According to industry players, cement production depends heavily on gas, coal, diesel and alternative fuels to power kilns and generators. They also cite the removal of fuel subsidies, higher energy prices and the depreciation of the naira as major factors driving up the cost of imported machinery, spare parts, packaging materials and production inputs.

Manufacturers further argue that poor infrastructure significantly increases transportation costs, as many cement plants are located far from key consumption centres. Industry estimates suggest logistics account for between 30 and 40 per cent of the final retail price.

Labour expenses, financing costs, inflation and equipment maintenance have also contributed to rising production costs.

Industry operators were quoted as saying that strong market demand provides little commercial incentive for manufacturers to lower prices.

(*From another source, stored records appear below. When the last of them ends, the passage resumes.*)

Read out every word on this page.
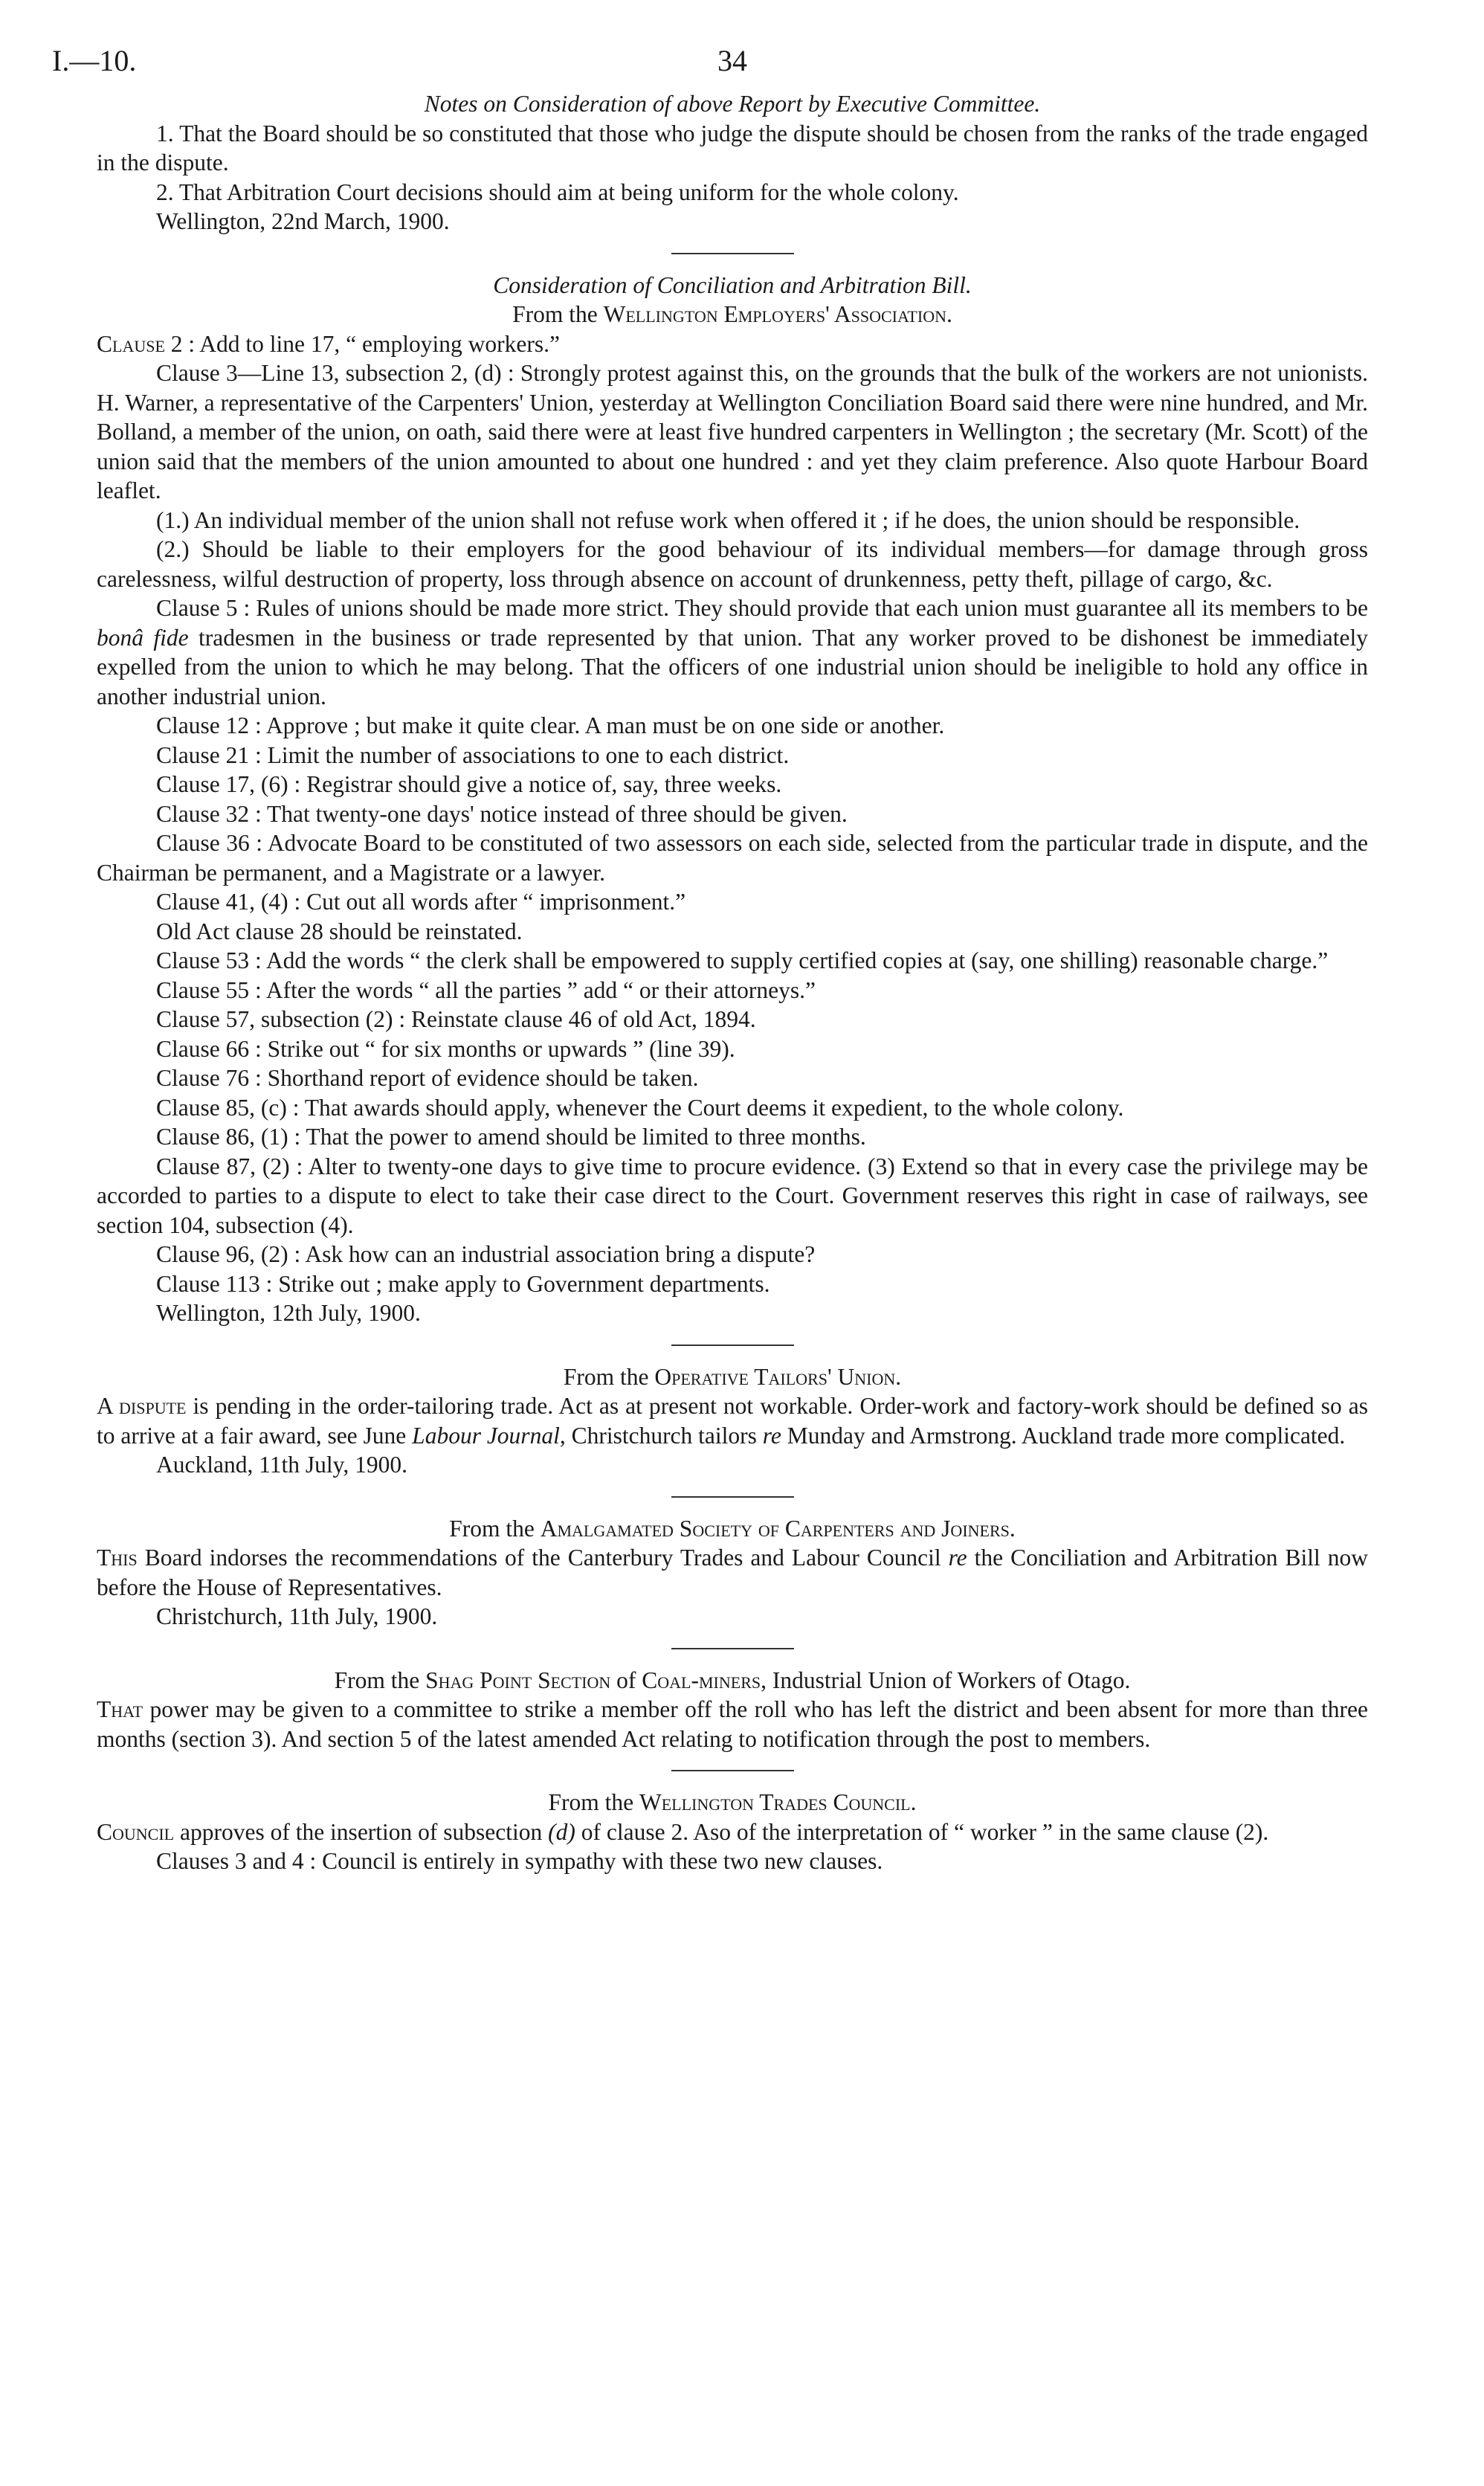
I.—10.	34

Notes on Consideration of above Report by Executive Committee.

1. That the Board should be so constituted that those who judge the dispute should be chosen from the ranks of the trade engaged in the dispute.

2. That Arbitration Court decisions should aim at being uniform for the whole colony.

Wellington, 22nd March, 1900.

Consideration of Conciliation and Arbitration Bill.

From the Wellington Employers' Association.

Clause 2 : Add to line 17, “ employing workers.”

Clause 3—Line 13, subsection 2, (d) : Strongly protest against this, on the grounds that the bulk of the workers are not unionists. H. Warner, a representative of the Carpenters' Union, yesterday at Wellington Conciliation Board said there were nine hundred, and Mr. Bolland, a member of the union, on oath, said there were at least five hundred carpenters in Wellington ; the secretary (Mr. Scott) of the union said that the members of the union amounted to about one hundred : and yet they claim preference. Also quote Harbour Board leaflet.

(1.) An individual member of the union shall not refuse work when offered it ; if he does, the union should be responsible.

(2.) Should be liable to their employers for the good behaviour of its individual members—for damage through gross carelessness, wilful destruction of property, loss through absence on account of drunkenness, petty theft, pillage of cargo, &c.

Clause 5 : Rules of unions should be made more strict. They should provide that each union must guarantee all its members to be bonâ fide tradesmen in the business or trade represented by that union. That any worker proved to be dishonest be immediately expelled from the union to which he may belong. That the officers of one industrial union should be ineligible to hold any office in another industrial union.

Clause 12 : Approve ; but make it quite clear. A man must be on one side or another.

Clause 21 : Limit the number of associations to one to each district.

Clause 17, (6) : Registrar should give a notice of, say, three weeks.

Clause 32 : That twenty-one days' notice instead of three should be given.

Clause 36 : Advocate Board to be constituted of two assessors on each side, selected from the particular trade in dispute, and the Chairman be permanent, and a Magistrate or a lawyer.

Clause 41, (4) : Cut out all words after “ imprisonment.”

Old Act clause 28 should be reinstated.

Clause 53 : Add the words “ the clerk shall be empowered to supply certified copies at (say, one shilling) reasonable charge.”

Clause 55 : After the words “ all the parties ” add “ or their attorneys.”

Clause 57, subsection (2) : Reinstate clause 46 of old Act, 1894.

Clause 66 : Strike out “ for six months or upwards ” (line 39).

Clause 76 : Shorthand report of evidence should be taken.

Clause 85, (c) : That awards should apply, whenever the Court deems it expedient, to the whole colony.

Clause 86, (1) : That the power to amend should be limited to three months.

Clause 87, (2) : Alter to twenty-one days to give time to procure evidence. (3) Extend so that in every case the privilege may be accorded to parties to a dispute to elect to take their case direct to the Court. Government reserves this right in case of railways, see section 104, subsection (4).

Clause 96, (2) : Ask how can an industrial association bring a dispute?

Clause 113 : Strike out ; make apply to Government departments.

Wellington, 12th July, 1900.

From the Operative Tailors' Union.

A dispute is pending in the order-tailoring trade. Act as at present not workable. Order-work and factory-work should be defined so as to arrive at a fair award, see June Labour Journal, Christchurch tailors re Munday and Armstrong. Auckland trade more complicated.

Auckland, 11th July, 1900.

From the Amalgamated Society of Carpenters and Joiners.

This Board indorses the recommendations of the Canterbury Trades and Labour Council re the Conciliation and Arbitration Bill now before the House of Representatives.

Christchurch, 11th July, 1900.

From the Shag Point Section of Coal-miners, Industrial Union of Workers of Otago.

That power may be given to a committee to strike a member off the roll who has left the district and been absent for more than three months (section 3). And section 5 of the latest amended Act relating to notification through the post to members.

From the Wellington Trades Council.

Council approves of the insertion of subsection (d) of clause 2. Aso of the interpretation of “ worker ” in the same clause (2).

Clauses 3 and 4 : Council is entirely in sympathy with these two new clauses.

Federal Government Pushes for Lower Prices

Concerned about the impact of high cement prices on public infrastructure projects, Minister of Works David Umahi has urged manufacturers to reduce their prices.

Umahi warned that expensive cement is driving up the cost of roads and other government projects, forcing repeated contract reviews.

He disclosed that the Federal Government would begin formal discussions with cement manufacturers from July 1, 2026, aimed at securing lower prices while encouraging further investment in production capacity.

According to the minister, more affordable cement would benefit both government infrastructure projects and private home builders.

Housing Deficit Worsens Pressure

Nigeria’s housing deficit is estimated at more than 16 million units, making cement one of the country’s most critical construction materials.

Experts warn that rising cement prices continue to increase the cost of building homes, schools, roads and other infrastructure, placing additional financial pressure on governments, developers and individual homeowners.

President of the Real Estate Developers Association of Nigeria, Oba Akintoye Adeoye, described cement prices as one of the biggest obstacles to affordable housing.

Similarly, Executive Director of the Housing Development Advocacy Network (HDAN), Festus Adebayo, called for targeted government policies to make cement more affordable.

He recommended concessionary energy support for manufacturers, improved gas supply, more reliable electricity, duty waivers on essential production equipment and incentives for new investors to increase competition in the industry.

According to Adebayo, reducing production costs and expanding competition could eventually translate into lower market prices.

Estate surveyor and valuer Sola Enitan argued that while Nigeria’s cement industry has achieved remarkable production success, it has failed to deliver affordable prices for consumers.

He urged the Federal Government to strengthen oversight through the Federal Competition and Consumer Protection Commission by establishing a dedicated “Cement Competition Desk” to monitor pricing practices and possible market dominance.

Enitan also proposed reforms including a “use-it-or-lose-it” policy for limestone quarry licences, mandatory publication of plant utilisation and ex-factory prices, benchmark pricing to discourage excessive retail mark-ups, improved rail connections to major cement plants, and greater participation of independent distributors to encourage competition within the supply chain.